CompLeak: Deep Learning Model Compression Exacerbates Privacy Leakage

Model compression is crucial for minimizing memory storage and accelerating inference in deep learning (DL) models. Users can access different compressed model versions according to their resources and budget. However, while existing compression operations primarily focus on optimizing the trade-off between resource efficiency and model performance, the privacy risks introduced by compression remain overlooked and insufficiently understood. In this work that focuses on typical classification tasks, through the lens of membership inference attack (MIA), we propose CompLeak, the first privacy risk evaluation framework examining three widely used compression configurations that are pruning, quantization, and weight clustering all supported by the commercial model compression framework of Google's TensorFlow-Lite (TF-Lite), and first two supported by Facebook's PyTorch Mobile and the open-source toolkit of Microsoft NNI. CompLeak has three variants, given access to the available number of compressed models and/or the original model. CompLeak NR starts by adopting existing MIA methods to attack each individual compressed model, and identifies that different compressed models influence members and non-members differently. When the original model and one compressed model are available, CompLeak SR leverages the compressed model as a reference to the original model and uncovers more privacy by combining meta information (e.g., confidence vector) from both models.
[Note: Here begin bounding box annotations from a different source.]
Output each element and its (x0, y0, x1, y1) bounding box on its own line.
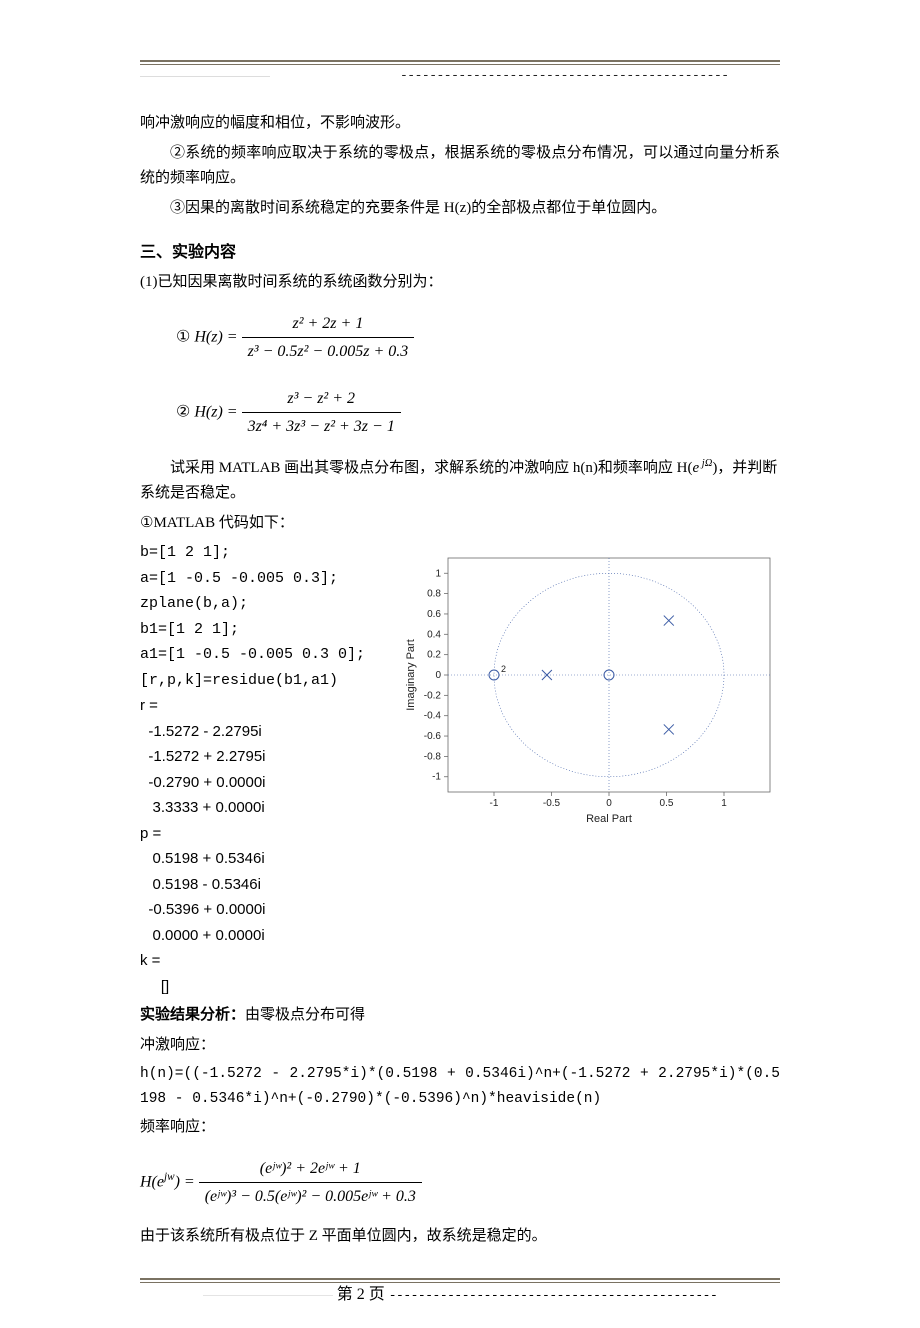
svg-text:0.5: 0.5 (660, 798, 674, 809)
formula-1: ① H(z) = z² + 2z + 1 z³ − 0.5z² − 0.005z… (140, 300, 780, 375)
result-k-0: [] (140, 974, 400, 1000)
result-k-label: k = (140, 948, 400, 974)
result-p-2: -0.5396 + 0.0000i (140, 897, 400, 923)
footer-rule (140, 1278, 780, 1283)
header-rule (140, 60, 780, 65)
svg-text:Imaginary Part: Imaginary Part (405, 639, 417, 711)
svg-text:0.4: 0.4 (427, 629, 441, 640)
formula-2: ② H(z) = z³ − z² + 2 3z⁴ + 3z³ − z² + 3z… (140, 375, 780, 450)
svg-text:0.8: 0.8 (427, 589, 441, 600)
formula-3-denominator: (eʲʷ)³ − 0.5(eʲʷ)² − 0.005eʲʷ + 0.3 (199, 1183, 422, 1210)
analysis-title: 实验结果分析：由零极点分布可得 (140, 1003, 780, 1029)
result-r-1: -1.5272 + 2.2795i (140, 744, 400, 770)
result-p-1: 0.5198 - 0.5346i (140, 872, 400, 898)
section-3-item1: (1)已知因果离散时间系统的系统函数分别为： (140, 270, 780, 296)
page: ----------------------------------------… (0, 0, 920, 1328)
formula-3: H(ejw) = (eʲʷ)² + 2eʲʷ + 1 (eʲʷ)³ − 0.5(… (140, 1145, 780, 1220)
result-p-label: p = (140, 821, 400, 847)
freq-label: 频率响应： (140, 1115, 780, 1141)
svg-text:-0.4: -0.4 (424, 711, 442, 722)
result-r-0: -1.5272 - 2.2795i (140, 719, 400, 745)
result-p-3: 0.0000 + 0.0000i (140, 923, 400, 949)
svg-text:0: 0 (606, 798, 612, 809)
impulse-label: 冲激响应： (140, 1033, 780, 1059)
intro-line-1: 响冲激响应的幅度和相位，不影响波形。 (140, 111, 780, 137)
svg-text:1: 1 (721, 798, 727, 809)
formula-1-denominator: z³ − 0.5z² − 0.005z + 0.3 (242, 338, 415, 365)
result-r-2: -0.2790 + 0.0000i (140, 770, 400, 796)
formula-2-numerator: z³ − z² + 2 (242, 385, 401, 413)
svg-text:1: 1 (435, 568, 441, 579)
svg-text:-1: -1 (432, 772, 441, 783)
result-r-label: r = (140, 693, 400, 719)
svg-text:-0.5: -0.5 (543, 798, 561, 809)
formula-3-numerator: (eʲʷ)² + 2eʲʷ + 1 (199, 1155, 422, 1183)
svg-text:Real Part: Real Part (586, 813, 632, 825)
formula-2-denominator: 3z⁴ + 3z³ − z² + 3z − 1 (242, 413, 401, 440)
result-r-3: 3.3333 + 0.0000i (140, 795, 400, 821)
zplane-chart: -1 -0.5 0 0.5 1 -1 -0.8 -0.6 -0.4 -0.2 0 0.2 0.4 0.6 0… (400, 548, 780, 828)
footer-text: 第 2 页 ----------------------------------… (140, 1281, 780, 1308)
impulse-expr: h(n)=((-1.5272 - 2.2795*i)*(0.5198 + 0.5… (140, 1062, 780, 1111)
stable-conclusion: 由于该系统所有极点位于 Z 平面单位圆内，故系统是稳定的。 (140, 1224, 780, 1250)
svg-text:-1: -1 (490, 798, 499, 809)
svg-text:0: 0 (435, 670, 441, 681)
intro-line-3: ③因果的离散时间系统稳定的充要条件是 H(z)的全部极点都位于单位圆内。 (140, 196, 780, 222)
matlab-code-label: ①MATLAB 代码如下： (140, 511, 780, 537)
header-dashes: ----------------------------------------… (140, 65, 780, 87)
svg-text:-0.2: -0.2 (424, 690, 442, 701)
svg-text:0.6: 0.6 (427, 609, 441, 620)
section-3-title: 三、实验内容 (140, 239, 780, 266)
svg-text:0.2: 0.2 (427, 650, 441, 661)
matlab-code: b=[1 2 1]; a=[1 -0.5 -0.005 0.3]; zplane… (140, 540, 400, 693)
formula-1-numerator: z² + 2z + 1 (242, 310, 415, 338)
svg-text:-0.8: -0.8 (424, 751, 442, 762)
svg-text:-0.6: -0.6 (424, 731, 442, 742)
svg-text:2: 2 (501, 664, 506, 674)
intro-line-2: ②系统的频率响应取决于系统的零极点，根据系统的零极点分布情况，可以通过向量分析系… (140, 141, 780, 192)
code-and-chart: b=[1 2 1]; a=[1 -0.5 -0.005 0.3]; zplane… (140, 540, 780, 999)
result-p-0: 0.5198 + 0.5346i (140, 846, 400, 872)
zplane-svg: -1 -0.5 0 0.5 1 -1 -0.8 -0.6 -0.4 -0.2 0 0.2 0.4 0.6 0… (400, 548, 780, 828)
section-3-note: 试采用 MATLAB 画出其零极点分布图，求解系统的冲激响应 h(n)和频率响应… (140, 455, 780, 507)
When multiple compressed models are available with/without accessing the original model, CompLeak MR innovatively exploits privacy leakage info from multiple compressed versions to substantially signify the overall privacy leakage. We conduct extensive experiments on six diverse model architectures (from ResNet to BERT and GPT-2), and five image and textual benchmark datasets. Our experimental results show that CompLeak MR achieves the best MIA performance on all evaluation metrics, including TPR @ 0.1% FPR, proving that model compression exacerbates privacy leakage.